Latimer displayed district zoning maps showing the current split zone and the proposed unified boundary. He described the affected area’s rough boundaries and said the rezoning would primarily affect middle- and high-school transitions rather than Ida B. Wells’ campus assignment. “Ida B. Wells Elementary School is the only elementary school in Nashville with a split feeder pattern,” Latimer said.

Board Vice Chair Bob McKinney and other members asked for clarifications. McKinney confirmed the rezoning would apply to all students in the affected zone, not only rising sixth-graders, and that the district estimated the total number of students impacted at about 60. In a later exchange a board member cited more specific counts — 20 students from the lower campus and 36 from the upper campus — a difference the district characterized as a small variance within the roughly 60-student estimate.

Member Sakyong raised long-term growth concerns for the East Bank area and asked whether continued development might force further boundary changes in six to eight years.
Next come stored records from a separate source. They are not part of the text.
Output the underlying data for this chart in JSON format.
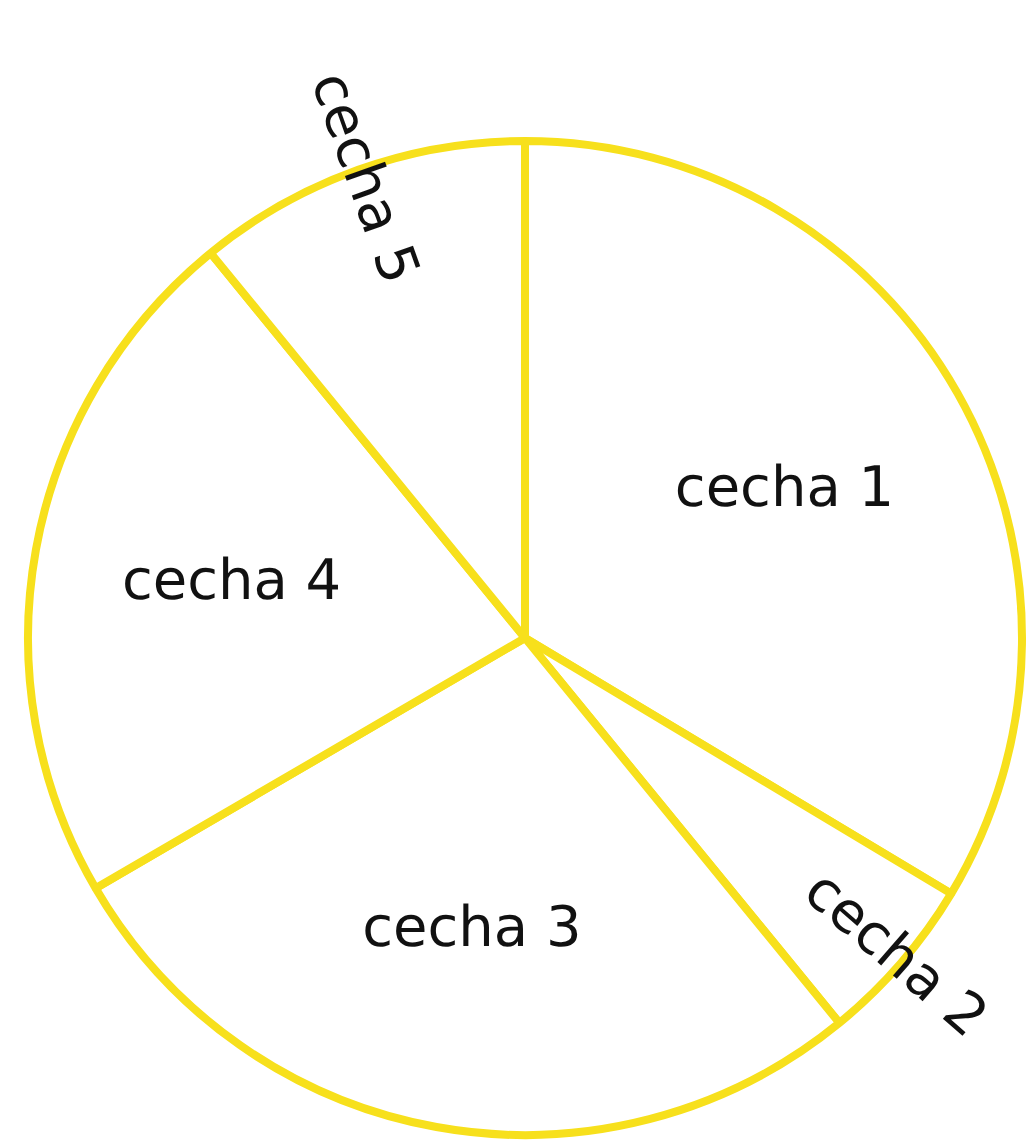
{
  "chart_data": {
    "type": "pie",
    "categories": [
      "cecha 1",
      "cecha 2",
      "cecha 3",
      "cecha 4",
      "cecha 5"
    ],
    "values": [
      33.6,
      5.5,
      27.5,
      22.5,
      10.9
    ],
    "colors": [
      "#ffffff",
      "#ffffff",
      "#ffffff",
      "#ffffff",
      "#ffffff"
    ],
    "legend": false
  }
}
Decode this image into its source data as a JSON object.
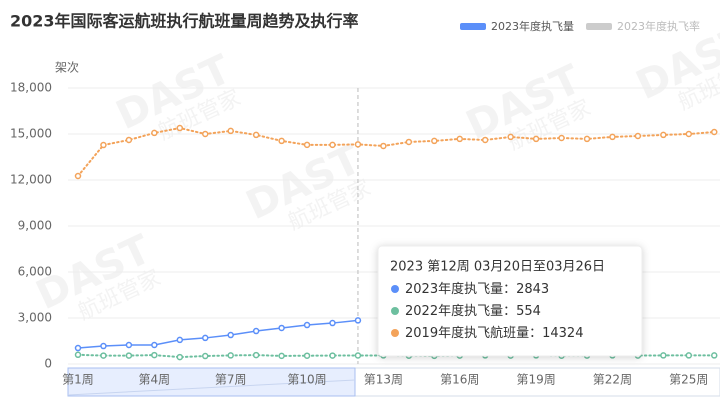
{
  "chart_data": {
    "type": "line",
    "title": "2023年国际客运航班执行航班量周趋势及执行率",
    "y_label": "架次",
    "legend": [
      {
        "name": "2023年度执飞量",
        "color": "#5b8ff9"
      },
      {
        "name": "2023年度执飞率",
        "color": "#cccccc"
      }
    ],
    "watermark": {
      "brand": "DAST",
      "name": "航班管家"
    },
    "categories": [
      "第1周",
      null,
      null,
      "第4周",
      null,
      null,
      "第7周",
      null,
      null,
      "第10周",
      null,
      null,
      "第13周",
      null,
      null,
      "第16周",
      null,
      null,
      "第19周",
      null,
      null,
      "第22周",
      null,
      null,
      "第25周",
      null
    ],
    "series": [
      {
        "name": "2023年度执飞量",
        "color": "#5b8ff9",
        "values": [
          1040,
          1170,
          1240,
          1240,
          1570,
          1700,
          1890,
          2150,
          2350,
          2540,
          2670,
          2843,
          null,
          null,
          null,
          null,
          null,
          null,
          null,
          null,
          null,
          null,
          null,
          null,
          null,
          null
        ]
      },
      {
        "name": "2022年度执飞量",
        "color": "#6dbf9f",
        "values": [
          600,
          550,
          550,
          580,
          450,
          520,
          560,
          580,
          530,
          540,
          550,
          554,
          560,
          540,
          530,
          550,
          560,
          550,
          560,
          540,
          550,
          560,
          550,
          560,
          560,
          560
        ]
      },
      {
        "name": "2019年度执飞航班量",
        "color": "#f3a35a",
        "values": [
          12260,
          14280,
          14610,
          15070,
          15390,
          15000,
          15200,
          14940,
          14550,
          14290,
          14290,
          14324,
          14220,
          14480,
          14550,
          14680,
          14610,
          14810,
          14680,
          14740,
          14680,
          14810,
          14870,
          14940,
          15000,
          15130
        ]
      }
    ],
    "ylim": [
      0,
      18000
    ],
    "yticks": [
      0,
      {
        "value": 3000,
        "label": "3,000"
      },
      {
        "value": 6000,
        "label": "6,000"
      },
      {
        "value": 9000,
        "label": "9,000"
      },
      {
        "value": 12000,
        "label": "12,000"
      },
      {
        "value": 15000,
        "label": "15,000"
      },
      {
        "value": 18000,
        "label": "18,000"
      }
    ],
    "grid": true,
    "tooltip": {
      "index": 11,
      "title": "2023 第12周 03月20日至03月26日",
      "separator": "："
    }
  }
}
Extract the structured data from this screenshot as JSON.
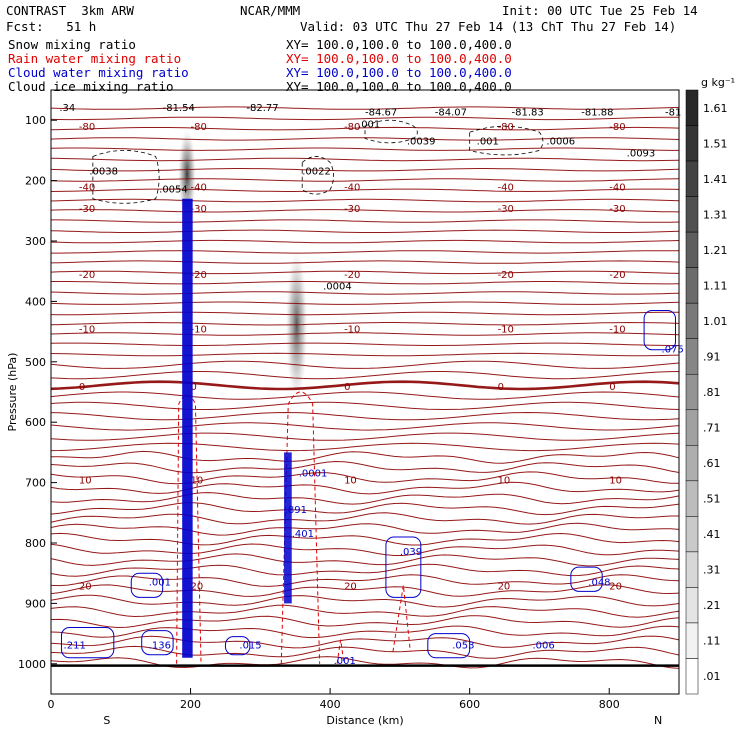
{
  "header": {
    "model": "CONTRAST  3km ARW",
    "forecast": "Fcst:   51 h",
    "center": "NCAR/MMM",
    "init": "Init: 00 UTC Tue 25 Feb 14",
    "valid": "Valid: 03 UTC Thu 27 Feb 14 (13 ChT Thu 27 Feb 14)"
  },
  "fields": [
    {
      "name": "Snow mixing ratio",
      "color": "#000000",
      "xy": "XY= 100.0,100.0 to 100.0,400.0"
    },
    {
      "name": "Rain water mixing ratio",
      "color": "#e00000",
      "xy": "XY= 100.0,100.0 to 100.0,400.0"
    },
    {
      "name": "Cloud water mixing ratio",
      "color": "#0000cc",
      "xy": "XY= 100.0,100.0 to 100.0,400.0"
    },
    {
      "name": "Cloud ice mixing ratio",
      "color": "#000000",
      "xy": "XY= 100.0,100.0 to 100.0,400.0"
    }
  ],
  "chart_data": {
    "type": "cross-section",
    "xlabel": "Distance (km)",
    "ylabel": "Pressure (hPa)",
    "xlim": [
      0,
      900
    ],
    "ylim": [
      1050,
      50
    ],
    "x_ticks": [
      "0",
      "200",
      "400",
      "600",
      "800"
    ],
    "y_ticks": [
      "100",
      "200",
      "300",
      "400",
      "500",
      "600",
      "700",
      "800",
      "900",
      "1000"
    ],
    "left_end": "S",
    "right_end": "N",
    "colorbar": {
      "unit": "g kg⁻¹",
      "levels": [
        "1.61",
        "1.51",
        "1.41",
        "1.31",
        "1.21",
        "1.11",
        "1.01",
        ".91",
        ".81",
        ".71",
        ".61",
        ".51",
        ".41",
        ".31",
        ".21",
        ".11",
        ".01"
      ]
    },
    "temperature_contours": [
      {
        "label": "-80",
        "p": 110
      },
      {
        "label": "-40",
        "p": 210
      },
      {
        "label": "-30",
        "p": 245
      },
      {
        "label": "-20",
        "p": 355
      },
      {
        "label": "-10",
        "p": 445
      },
      {
        "label": "0",
        "p": 540
      },
      {
        "label": "10",
        "p": 695
      },
      {
        "label": "20",
        "p": 870
      }
    ],
    "annotations": [
      {
        "text": "-81.54",
        "x": 160,
        "p": 85
      },
      {
        "text": "-82.77",
        "x": 280,
        "p": 85
      },
      {
        "text": "-84.67",
        "x": 450,
        "p": 92
      },
      {
        "text": "-84.07",
        "x": 550,
        "p": 92
      },
      {
        "text": "-81.83",
        "x": 660,
        "p": 92
      },
      {
        "text": "-81.88",
        "x": 760,
        "p": 92
      },
      {
        "text": ".34",
        "x": 12,
        "p": 85
      },
      {
        "text": "-81",
        "x": 880,
        "p": 92
      },
      {
        "text": ".001",
        "x": 440,
        "p": 112
      },
      {
        "text": ".0039",
        "x": 510,
        "p": 140
      },
      {
        "text": ".001",
        "x": 610,
        "p": 140
      },
      {
        "text": ".0006",
        "x": 710,
        "p": 140
      },
      {
        "text": ".0093",
        "x": 825,
        "p": 160
      },
      {
        "text": ".0038",
        "x": 55,
        "p": 190
      },
      {
        "text": ".0022",
        "x": 360,
        "p": 190
      },
      {
        "text": ".0054",
        "x": 155,
        "p": 220
      },
      {
        "text": ".0004",
        "x": 390,
        "p": 380
      },
      {
        "text": ".075",
        "x": 875,
        "p": 485
      },
      {
        "text": ".001",
        "x": 140,
        "p": 870
      },
      {
        "text": ".048",
        "x": 770,
        "p": 870
      },
      {
        "text": ".039",
        "x": 500,
        "p": 820
      },
      {
        "text": ".211",
        "x": 18,
        "p": 975
      },
      {
        "text": ".136",
        "x": 140,
        "p": 975
      },
      {
        "text": ".015",
        "x": 270,
        "p": 975
      },
      {
        "text": ".053",
        "x": 575,
        "p": 975
      },
      {
        "text": ".006",
        "x": 690,
        "p": 975
      },
      {
        "text": ".001",
        "x": 405,
        "p": 1000
      },
      {
        "text": ".891",
        "x": 335,
        "p": 750
      },
      {
        "text": ".401",
        "x": 345,
        "p": 790
      },
      {
        "text": ".0001",
        "x": 355,
        "p": 690
      }
    ]
  }
}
Battle and Latimer said the district monitors enrollment, birth-rate projections and city planning annually and can delay rezoning if growth suggests a near-term reconfiguration would be premature. “We try to make sure there's kind of a long-term strategy so we're not impacting the same zones frequently,” Battle said.

The district said no capital investments are currently known to be required to absorb the rezoned students and that capacity at Jerry Baxter and Maplewood is adequate. Sean Brasted, chief of communications, outlined a family outreach plan: the district will notify families after the Sept. 9 meeting, hold a community meeting at 5:30 p.m. Sept. 16, send flyers through school principals and, if the board adopts the rezoning, send letters to affected Stratford students explaining options.

No formal vote took place Sept. 9. The board is scheduled to consider the rezoning proposal at its Sept. 23 meeting. The district encouraged families with questions to attend the Sept. 16 community meeting.

Details such as the final count of affected students and any transportation exceptions remain subject to the board’s final action and follow-up communications from district staff.